Wednesday, 12 May 2010

Indigenous Education (Targeted Assistance) Amendment Bill 2010

Second Reading

7:21 pm

Photo of Don RandallDon Randall (Canning, Liberal Party, Shadow Parliamentary Secretary for Roads and Transport) Share this | Hansard source

Yes. I have only a couple of seconds to go. I need to compose myself. It has been said that a lot of these boys do not actually proceed to a high level in football. I can tell you that many of the boys that have been in this program have been drafted at the AFL level. This template that Gerard Neesham uses could be transferred to other sports, and I am sure it has been to rugby. It is a very good template which could also be transferred to the sports that girls are involved in. As a result, it needs a huge amount of funding.
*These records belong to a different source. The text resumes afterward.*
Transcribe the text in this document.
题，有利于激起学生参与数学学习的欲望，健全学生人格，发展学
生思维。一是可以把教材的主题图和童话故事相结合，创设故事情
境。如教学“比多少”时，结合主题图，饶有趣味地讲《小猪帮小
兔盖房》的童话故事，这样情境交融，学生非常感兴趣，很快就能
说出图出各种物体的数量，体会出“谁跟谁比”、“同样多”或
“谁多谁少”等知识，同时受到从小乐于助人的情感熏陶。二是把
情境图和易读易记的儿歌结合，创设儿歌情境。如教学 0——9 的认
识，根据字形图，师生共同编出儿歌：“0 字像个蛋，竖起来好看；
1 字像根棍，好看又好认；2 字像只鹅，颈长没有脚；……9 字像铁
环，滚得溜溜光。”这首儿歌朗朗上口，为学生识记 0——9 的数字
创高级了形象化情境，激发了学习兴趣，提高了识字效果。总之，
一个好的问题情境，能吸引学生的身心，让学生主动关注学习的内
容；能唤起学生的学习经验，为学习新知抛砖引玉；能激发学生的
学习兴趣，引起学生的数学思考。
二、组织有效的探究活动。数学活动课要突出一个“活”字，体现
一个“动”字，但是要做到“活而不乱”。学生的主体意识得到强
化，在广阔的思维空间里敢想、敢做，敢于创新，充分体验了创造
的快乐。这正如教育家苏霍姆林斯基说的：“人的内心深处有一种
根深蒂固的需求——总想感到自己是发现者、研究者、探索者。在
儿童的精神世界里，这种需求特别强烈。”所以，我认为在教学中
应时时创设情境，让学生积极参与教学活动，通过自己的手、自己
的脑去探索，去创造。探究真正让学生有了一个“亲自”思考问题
In the time left I would like to give you a bit of history about this. Gerard Neesham went to Graylands Teachers College with me many years ago. He reached a high level in football. He played for the Sydney Swans and, as we know, he was the inaugural coach of the Fremantle Dockers. Once he had finished coaching the Dockers, he had been looking for another direction in life and he went to teach Indigenous kids at Clontarf. At that stage they did not have a football program so he decided that it would be an opportune time to introduce role models in a program, because obviously he himself was a very good role model having been an achiever at such a high level in sport. As he says to me, ‘Don, when you go all throughout the deserts of outback Australia you see that one thing that combines the Indigenous people is their love of Australian Rules football. They can all tell you who played in the grand final for Carlton several years or who won the Brownlow Medal and in what year. They wear their colours and their football beanies.’ He saw that as a unifying opportunity in education to get the kids to school. When I return to this speech, hopefully some time later, I will be able to tell members about the retention rates, how the program is spread out, how it is funded, why it is such a necessary program into the future and why all forms of government, both federal and state, and businesses need to continue their support.